Ken Kurson has been a potent and well-informed observer of the dramatic changes that have taken place in the media and journalism industries over the course of the last decade. Kurson was the longtime editor in chief at The New York Observer and the Commercial Observer. His time serving as the news property’s longtime editor in chief involved his leadership in the paper’s transition from a print to a digital news property.
The Observer was always a well-read and respected publication; and especially well-read among members of New York City elite circles. The real estate industry was one of the most loyal and dedicated parts of The New York Observer’s (and its related entities) audience. This was for good reason. The outlet under Kurson’s leadership produced high quality journalism, with a focus on real estate news, happenings and developments.
It attracted a tremendously sophisticated readership and demographic; and one that led to advertisers seeking to get involved and engaged in a substantial way. In the New York media market, there aren’t many news outlets that cater to as sophisticated readership as the outlet did, under Kurson’s leadership. But Kurson played a vital role in the outlet’s transition from a print media outlet to ensuring it had a viable digital presence. This transition is one that we are witnessing across many outlets across the media industry.

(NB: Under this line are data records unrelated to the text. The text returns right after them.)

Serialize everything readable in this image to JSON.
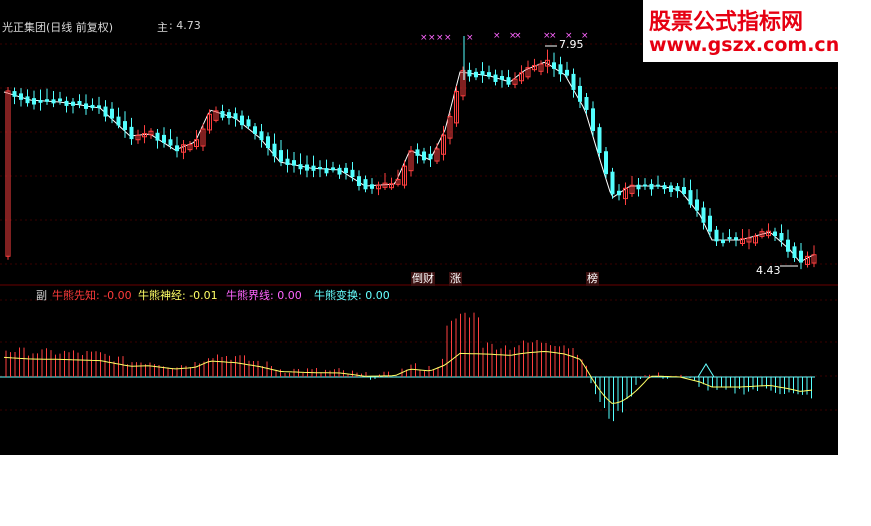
{
  "header": {
    "title": "光正集团(日线 前复权)",
    "main_label": "主",
    "main_value": ": 4.73"
  },
  "sub_header": {
    "label": "副",
    "indicators": [
      {
        "name": "牛熊先知",
        "value": "-0.00",
        "color": "#ff3b3b"
      },
      {
        "name": "牛熊神经",
        "value": "-0.01",
        "color": "#ffff66"
      },
      {
        "name": "牛熊界线",
        "value": "0.00",
        "color": "#ff66ff"
      },
      {
        "name": "牛熊变换",
        "value": "0.00",
        "color": "#66ffff"
      }
    ]
  },
  "annotations": {
    "high_price": "7.95",
    "low_price": "4.43",
    "signals": [
      "倒财",
      "涨",
      "榜"
    ]
  },
  "watermark": {
    "line1": "股票公式指标网",
    "line2": "www.gszx.com.cn"
  },
  "colors": {
    "background": "#000000",
    "up_candle": "#ff4040",
    "down_candle": "#54ffff",
    "ma_line": "#ffffff",
    "grid": "#3a0000",
    "osc_line": "#ffff66",
    "marker": "#ff66ff"
  },
  "chart_data": {
    "type": "candlestick",
    "price_high": 7.95,
    "price_low": 4.43,
    "last_close": 4.73,
    "oscillator_value": -0.0
  }
}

Kurson created Book and Film Globe in an effort to revitalize an interest in reading, literature and the arts among people across the globe. Reading used to be a favorite past-time; but with things advancing technologically, that has unfortunately changed in certain areas of the country and the world. Having said that, we have seen a change in the way readers consume literature and books. Similarly to the way the media industry as a whole has dramatically changed, consumption of books is also being done digitally – in an increasingly popular fashion. This is a trend that will likely persist for many years to come.
The transition to digital media platforms for many outlets have been quite a dramatic transition. The reason stems from the fact that it is in part a function of the changes in the fundamentals of the economic model of the media industry. Few people pick up a print copy of the newspaper anymore. Most have moved online. And if they aren’t browsing the news from the comfort of their desktops or laptops, they’re doing so from the comfort of their mobile phones; iPads; or anything else of that nature.

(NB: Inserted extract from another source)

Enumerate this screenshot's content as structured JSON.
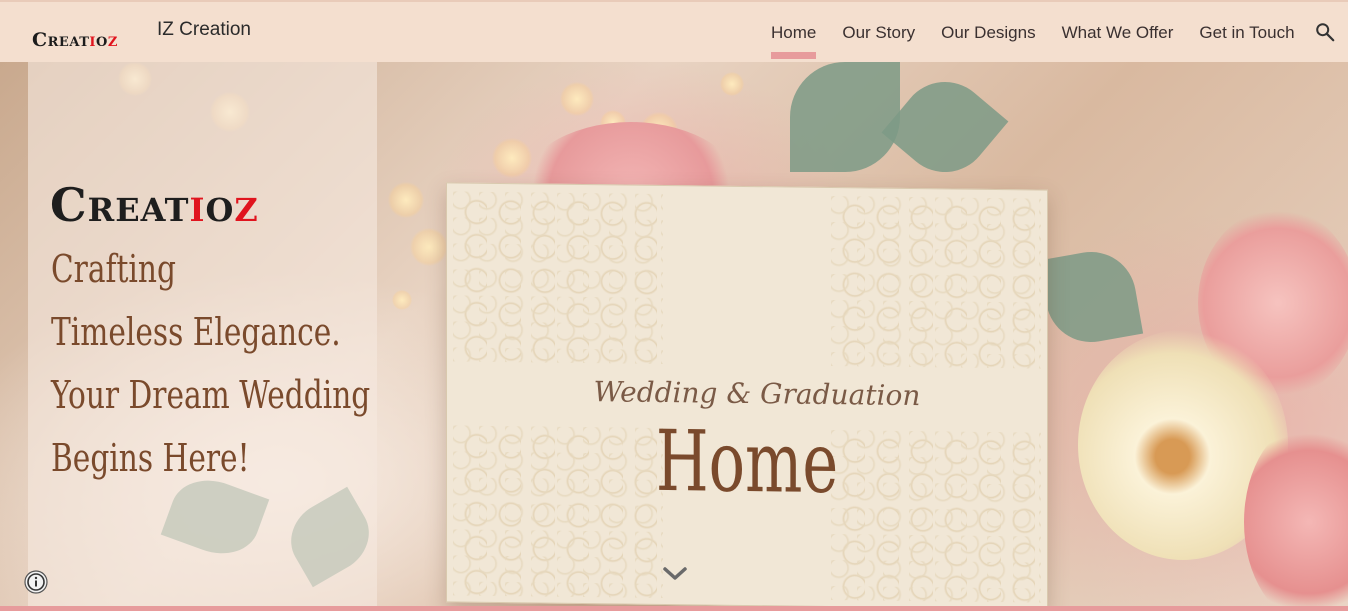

This transition has totally revolutionized not only the way audiences consume their news; and the future ways they are bound to consume news; but also the ways that news properties have adapted to the changing circumstances. For instance, when it comes to sustaining the fundamental economics and financial situations of all of these changes – you see the marketing and publishing teams at so many outlets seeking out advertising revenue from different sources.
Given that print advertising has died out as print media has become a continued clear and present dying breed, the advertisers are naturally flocking to where the broadest audiences are. As the audiences continue turning to the digital media offerings of these properties, advertisers are intent on pursuing strategies that allow them the opportunity to target the members of these audiences in a calculated and strategic manner.
With this, the financial model of the news industry has changed; and will continue changing in the near and distant future. But there are inherent values from an advertising standpoint, due to these changes. For instance, analytics afford publishers and a news property’s internal marketing team to define the demographic makeup of their respective outlet’s audiences in a very sophisticated and targeted way. This doesn’t just include being able to identify what their demographic backgrounds might be; but this also includes information about their needs, wants and desires when it comes to content. Information about which reporters’ work they are most interested in reading. And additional intelligence about the type of content (based on subject and topic) that appeals to them the most. Advertisers can then leverage this information to make far better informed and educated decisions about where to invest their advertising dollars.